Sunday, September 23, 2007

One player (and one dealer?) per hand

Thanks to a horrible mistake by an experienced dealer, Michelle got ripped off of a big pot in our Muck session the other night, a swing that made the difference between a winning and losing session for her.

I wasn't in the hand and don't remember all the particulars, but I know she raised pre-flop with A-K, hit a king right away and didn't slow-play. I think the flop was K-9-7. One of the other players in the pot was a friendly, extremely loose, not very knowledgeable and heavily drinking Tracy Morgan look-alike in Seat 9. He kept playing back at Michelle, but she didn't back down, reraising confidently and forcing the dude to pay if he was drawing.
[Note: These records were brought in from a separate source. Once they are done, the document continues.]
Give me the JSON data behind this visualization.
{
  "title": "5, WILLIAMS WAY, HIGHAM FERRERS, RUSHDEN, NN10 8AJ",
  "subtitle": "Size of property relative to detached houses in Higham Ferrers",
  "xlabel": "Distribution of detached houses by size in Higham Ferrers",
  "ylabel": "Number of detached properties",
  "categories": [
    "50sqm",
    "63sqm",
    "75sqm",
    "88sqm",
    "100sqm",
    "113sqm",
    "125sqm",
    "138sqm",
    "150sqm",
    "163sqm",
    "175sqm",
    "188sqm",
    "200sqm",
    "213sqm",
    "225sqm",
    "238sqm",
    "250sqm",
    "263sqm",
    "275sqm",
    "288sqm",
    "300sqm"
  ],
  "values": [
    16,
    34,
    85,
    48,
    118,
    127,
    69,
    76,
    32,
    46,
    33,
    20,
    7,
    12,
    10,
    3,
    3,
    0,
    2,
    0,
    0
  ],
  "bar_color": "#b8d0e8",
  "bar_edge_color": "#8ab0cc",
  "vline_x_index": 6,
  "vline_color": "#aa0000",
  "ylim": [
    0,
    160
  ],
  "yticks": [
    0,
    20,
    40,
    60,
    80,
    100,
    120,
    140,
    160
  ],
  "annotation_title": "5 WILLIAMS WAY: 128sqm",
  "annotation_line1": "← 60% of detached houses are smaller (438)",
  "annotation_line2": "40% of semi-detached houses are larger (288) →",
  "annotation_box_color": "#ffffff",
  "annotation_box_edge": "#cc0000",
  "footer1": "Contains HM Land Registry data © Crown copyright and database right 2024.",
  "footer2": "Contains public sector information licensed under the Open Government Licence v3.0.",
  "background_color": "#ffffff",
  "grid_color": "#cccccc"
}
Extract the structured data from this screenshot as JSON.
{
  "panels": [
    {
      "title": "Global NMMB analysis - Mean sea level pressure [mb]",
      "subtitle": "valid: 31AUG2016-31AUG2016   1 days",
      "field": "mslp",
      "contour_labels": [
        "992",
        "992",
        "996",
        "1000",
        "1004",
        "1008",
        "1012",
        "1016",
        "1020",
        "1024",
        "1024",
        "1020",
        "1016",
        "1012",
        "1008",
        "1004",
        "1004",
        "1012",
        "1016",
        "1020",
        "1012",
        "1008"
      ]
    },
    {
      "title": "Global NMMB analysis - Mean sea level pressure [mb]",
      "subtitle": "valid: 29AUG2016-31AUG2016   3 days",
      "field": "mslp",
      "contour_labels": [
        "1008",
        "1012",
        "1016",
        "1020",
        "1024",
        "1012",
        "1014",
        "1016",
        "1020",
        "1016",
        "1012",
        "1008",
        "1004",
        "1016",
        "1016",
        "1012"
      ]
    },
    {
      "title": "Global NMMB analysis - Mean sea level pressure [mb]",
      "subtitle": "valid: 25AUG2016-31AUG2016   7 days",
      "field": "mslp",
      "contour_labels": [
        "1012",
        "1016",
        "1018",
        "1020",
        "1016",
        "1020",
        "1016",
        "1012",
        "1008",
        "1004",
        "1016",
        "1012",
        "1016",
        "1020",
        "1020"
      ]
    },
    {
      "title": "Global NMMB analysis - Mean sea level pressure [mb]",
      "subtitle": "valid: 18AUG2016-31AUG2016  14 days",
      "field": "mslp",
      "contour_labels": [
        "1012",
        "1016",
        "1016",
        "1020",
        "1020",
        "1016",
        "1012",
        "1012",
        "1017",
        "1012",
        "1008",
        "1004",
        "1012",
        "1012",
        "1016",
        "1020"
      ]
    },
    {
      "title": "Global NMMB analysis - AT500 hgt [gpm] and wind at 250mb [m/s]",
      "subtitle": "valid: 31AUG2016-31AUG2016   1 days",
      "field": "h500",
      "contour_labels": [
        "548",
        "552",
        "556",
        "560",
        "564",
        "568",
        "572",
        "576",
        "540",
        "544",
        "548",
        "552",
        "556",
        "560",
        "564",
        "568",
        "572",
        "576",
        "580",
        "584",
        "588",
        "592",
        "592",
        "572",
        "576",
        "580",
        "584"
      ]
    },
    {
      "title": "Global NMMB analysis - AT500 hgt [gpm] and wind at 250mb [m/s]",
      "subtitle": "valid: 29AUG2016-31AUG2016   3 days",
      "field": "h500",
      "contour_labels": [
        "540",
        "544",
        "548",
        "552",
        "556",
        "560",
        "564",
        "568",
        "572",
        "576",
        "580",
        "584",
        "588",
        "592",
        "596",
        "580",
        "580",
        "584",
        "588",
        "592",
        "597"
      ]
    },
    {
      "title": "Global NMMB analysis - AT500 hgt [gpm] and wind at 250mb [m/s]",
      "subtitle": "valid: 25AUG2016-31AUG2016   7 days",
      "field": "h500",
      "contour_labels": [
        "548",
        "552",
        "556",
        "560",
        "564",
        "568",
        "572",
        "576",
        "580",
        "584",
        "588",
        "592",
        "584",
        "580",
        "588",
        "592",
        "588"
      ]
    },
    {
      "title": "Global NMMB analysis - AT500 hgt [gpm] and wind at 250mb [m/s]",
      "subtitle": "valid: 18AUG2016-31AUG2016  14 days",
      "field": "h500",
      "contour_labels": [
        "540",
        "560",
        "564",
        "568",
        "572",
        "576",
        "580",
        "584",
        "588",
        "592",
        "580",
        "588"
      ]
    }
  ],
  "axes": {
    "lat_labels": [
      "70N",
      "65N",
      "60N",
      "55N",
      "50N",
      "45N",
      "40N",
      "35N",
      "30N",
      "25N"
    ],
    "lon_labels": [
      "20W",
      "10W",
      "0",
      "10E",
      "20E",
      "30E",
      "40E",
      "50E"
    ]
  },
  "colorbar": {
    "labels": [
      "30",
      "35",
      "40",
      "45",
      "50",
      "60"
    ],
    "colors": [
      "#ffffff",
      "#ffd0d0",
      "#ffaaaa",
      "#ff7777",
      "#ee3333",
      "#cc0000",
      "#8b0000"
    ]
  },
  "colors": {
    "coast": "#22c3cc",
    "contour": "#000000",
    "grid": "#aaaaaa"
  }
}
By the river there was a possible straight on the board -- something like K-9-7-10-6. Again, Tracy Morgan bet, but now Michelle, smart enough to slow down with one pair only on a board like this, just called him.

"Ah," Tracy Morgan said, "I just have the 9," and he gave his cards a dispirited, disinterested flip toward the middle. He knew he was beat.

The cards bounced, landing face down -- not in the muck, but on top of the shuffling machine and touching the giant pile of chips.

Here's where the dealer, a woman we've known a long time, made the move that will cost her all future tokes from both Michelle and me. She asked Tracy, "Are you sure you want to muck that," and as he reached in robotically to turn over his cards she announced: "straight." Tracy looked at his cards -- A-8, no 9 -- and literally counted out the 6-7-8-9-10 on his fingers to confirm he had a straight.

"Oh, I didn't even know I had that," he said.

How Michelle kept from leaping across the table and knocking their two heads together I'll never know. She didn't even call the floor for a ruling, although she asked a supervisor about it later and was informed she would have lost the appeal since Tracy's cards never touched the muck.

Still, very bad play by the dealer known as Triple-H. This also strikes me as a bad policy by the Muck. The man surrendered his hand and miscalled it to boot. The dealer, who may have seen the player's cards as they tumbled feltward, should not assist him in reclaiming his hand and dragging the pot. In many other rooms this ruling would go in Michelle's favor.